Broader research and development efforts during 2020 were catalysed by the Global research roadmap published under the aegis of the WHO R&D Blueprint for Research in Epidemics. In record time this roadmap led to the development of safe and effective vaccines and diagnostics, and confirmed that one existing treatment (dexamethasone) is effective in hospitalized patients with severe disease.
Throughout 2020, WHO has given comprehensive support to countries to coordinate research, to develop evidence and initiate stakeholder-engagement processes to understand and shape policy and practice as well as political and systemic dynamics, and to create and/or implement national research ethics policies in the COVID-19 pandemic situation. Building on previous preparatory work and efforts to strengthen national capacities for research and regulatory governance during outbreaks and epidemics, WHO has supported countries to conduct rapid yet rigorous ethics reviews and supervise COVID-19-related research, to ethically scale up experimental interventions for COVID-19 outside research, and to maintain adequate ethics oversight of COVID-19 research.

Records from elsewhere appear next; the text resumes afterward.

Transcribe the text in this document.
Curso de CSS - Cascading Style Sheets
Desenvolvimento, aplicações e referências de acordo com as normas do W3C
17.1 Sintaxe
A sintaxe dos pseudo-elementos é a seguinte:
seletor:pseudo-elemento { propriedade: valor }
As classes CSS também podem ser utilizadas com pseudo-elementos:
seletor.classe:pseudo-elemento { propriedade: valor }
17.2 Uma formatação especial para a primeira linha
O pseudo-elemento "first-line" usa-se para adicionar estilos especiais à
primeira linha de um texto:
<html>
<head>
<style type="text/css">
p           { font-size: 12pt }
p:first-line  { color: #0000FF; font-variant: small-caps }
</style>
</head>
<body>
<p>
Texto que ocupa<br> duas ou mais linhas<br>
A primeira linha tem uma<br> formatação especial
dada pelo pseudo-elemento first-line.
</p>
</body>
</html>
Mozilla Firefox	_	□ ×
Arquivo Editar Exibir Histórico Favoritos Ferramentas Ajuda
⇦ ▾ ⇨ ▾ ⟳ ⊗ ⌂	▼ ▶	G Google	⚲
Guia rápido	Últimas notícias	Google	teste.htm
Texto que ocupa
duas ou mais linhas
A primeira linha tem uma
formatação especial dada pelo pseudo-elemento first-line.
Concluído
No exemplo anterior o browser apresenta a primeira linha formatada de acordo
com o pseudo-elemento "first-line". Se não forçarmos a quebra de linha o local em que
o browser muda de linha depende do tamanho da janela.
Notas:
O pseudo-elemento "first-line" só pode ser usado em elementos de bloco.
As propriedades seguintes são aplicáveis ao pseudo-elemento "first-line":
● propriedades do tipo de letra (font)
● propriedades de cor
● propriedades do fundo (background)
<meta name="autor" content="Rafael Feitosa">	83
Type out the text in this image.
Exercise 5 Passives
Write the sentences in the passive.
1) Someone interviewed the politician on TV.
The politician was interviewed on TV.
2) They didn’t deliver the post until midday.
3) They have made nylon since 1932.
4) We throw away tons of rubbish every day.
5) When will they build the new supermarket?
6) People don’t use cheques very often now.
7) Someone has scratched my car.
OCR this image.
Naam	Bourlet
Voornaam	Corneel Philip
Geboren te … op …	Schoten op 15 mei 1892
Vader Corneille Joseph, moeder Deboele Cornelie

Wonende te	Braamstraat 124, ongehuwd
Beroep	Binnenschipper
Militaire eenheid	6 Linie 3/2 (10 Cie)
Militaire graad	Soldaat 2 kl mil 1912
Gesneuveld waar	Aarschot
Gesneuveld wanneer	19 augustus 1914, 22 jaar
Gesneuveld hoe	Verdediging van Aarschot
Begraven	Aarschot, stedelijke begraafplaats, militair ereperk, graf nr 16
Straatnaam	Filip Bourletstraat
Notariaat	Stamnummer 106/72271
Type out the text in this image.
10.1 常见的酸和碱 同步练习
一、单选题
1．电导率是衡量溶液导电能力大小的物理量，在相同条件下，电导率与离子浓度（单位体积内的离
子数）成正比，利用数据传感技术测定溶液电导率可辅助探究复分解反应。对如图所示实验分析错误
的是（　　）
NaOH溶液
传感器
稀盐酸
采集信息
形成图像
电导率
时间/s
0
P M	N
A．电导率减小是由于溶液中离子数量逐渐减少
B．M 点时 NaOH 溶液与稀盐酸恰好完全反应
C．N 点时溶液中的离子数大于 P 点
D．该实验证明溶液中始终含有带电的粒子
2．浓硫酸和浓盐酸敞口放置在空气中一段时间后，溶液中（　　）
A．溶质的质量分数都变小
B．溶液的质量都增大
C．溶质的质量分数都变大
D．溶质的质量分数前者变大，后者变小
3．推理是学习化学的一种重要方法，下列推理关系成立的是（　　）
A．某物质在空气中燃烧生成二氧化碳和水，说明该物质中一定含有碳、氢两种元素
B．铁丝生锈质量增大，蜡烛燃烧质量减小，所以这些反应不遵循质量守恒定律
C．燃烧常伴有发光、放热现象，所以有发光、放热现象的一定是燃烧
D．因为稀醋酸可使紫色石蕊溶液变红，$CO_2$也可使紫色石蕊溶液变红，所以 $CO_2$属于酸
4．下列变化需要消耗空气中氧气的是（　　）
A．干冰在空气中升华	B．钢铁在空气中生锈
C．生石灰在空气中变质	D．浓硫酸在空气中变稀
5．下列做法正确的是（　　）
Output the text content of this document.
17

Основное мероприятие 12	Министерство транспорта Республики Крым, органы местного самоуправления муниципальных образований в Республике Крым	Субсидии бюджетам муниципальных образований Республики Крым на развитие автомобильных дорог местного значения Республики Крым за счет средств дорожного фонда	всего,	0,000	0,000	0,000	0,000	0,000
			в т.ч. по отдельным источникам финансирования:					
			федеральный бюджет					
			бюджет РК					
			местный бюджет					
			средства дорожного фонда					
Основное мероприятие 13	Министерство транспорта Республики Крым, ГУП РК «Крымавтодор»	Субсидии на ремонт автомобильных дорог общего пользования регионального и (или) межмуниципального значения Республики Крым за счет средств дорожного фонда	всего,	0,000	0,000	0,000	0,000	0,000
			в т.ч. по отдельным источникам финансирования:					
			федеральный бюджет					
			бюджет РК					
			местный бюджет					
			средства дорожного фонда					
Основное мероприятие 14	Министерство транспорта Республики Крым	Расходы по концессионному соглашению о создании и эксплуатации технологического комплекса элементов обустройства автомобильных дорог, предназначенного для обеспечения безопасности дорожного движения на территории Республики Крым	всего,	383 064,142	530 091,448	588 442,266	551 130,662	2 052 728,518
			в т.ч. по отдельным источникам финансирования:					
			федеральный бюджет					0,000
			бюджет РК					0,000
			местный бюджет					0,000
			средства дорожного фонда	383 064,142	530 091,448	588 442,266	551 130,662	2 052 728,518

Through the Access to COVID-19 Tools (ACT) Accelerator, which WHO launched with partners in April 2020, WHO has worked to ensure equitable access worldwide to COVID-19 tools including vaccines, therapeutics and diagnostics. WHO plays a vital role in coordinating the overall work of ACT-A, running the ACT-A Hub and leading the access and allocation workstream. Across the product pillars WHO supports research and development, generates essential norms and standard, develops critical policy and technical guidance, ensures regulatory capacity building and pre-qualification services, and provides deep technical assistance for national readiness. WHO also co-convenes the health systems connector within ACT-A, which focuses on cross-cutting aspects of health systems and capacities to enable the rapid uptake and delivery of COVID-19 tools as they become available. Ensuring that the capacities built up through the health systems connector are integrated within existing health systems and thereby contribute to the long-term strengthening of those systems is a vital strategic opportunity going forwards.
COVID-19 has also shown that are clear benefits to be gained from integrating influenza and other high-threat respiratory pathogens such as coronaviruses (including SARS, MERS, COVID-19) into a single platform in order to maximize investments in critical capacities. Such investments must, in future, give more weight to human resources and capacities. Training technicians and sustaining the acquired capacity are just as important as access to sequencing and data management platforms. This is equally true of low-resource and humanitarian contexts, where pandemic preparedness as part of broader health systems strengthening is dogged by chronic underinvestment.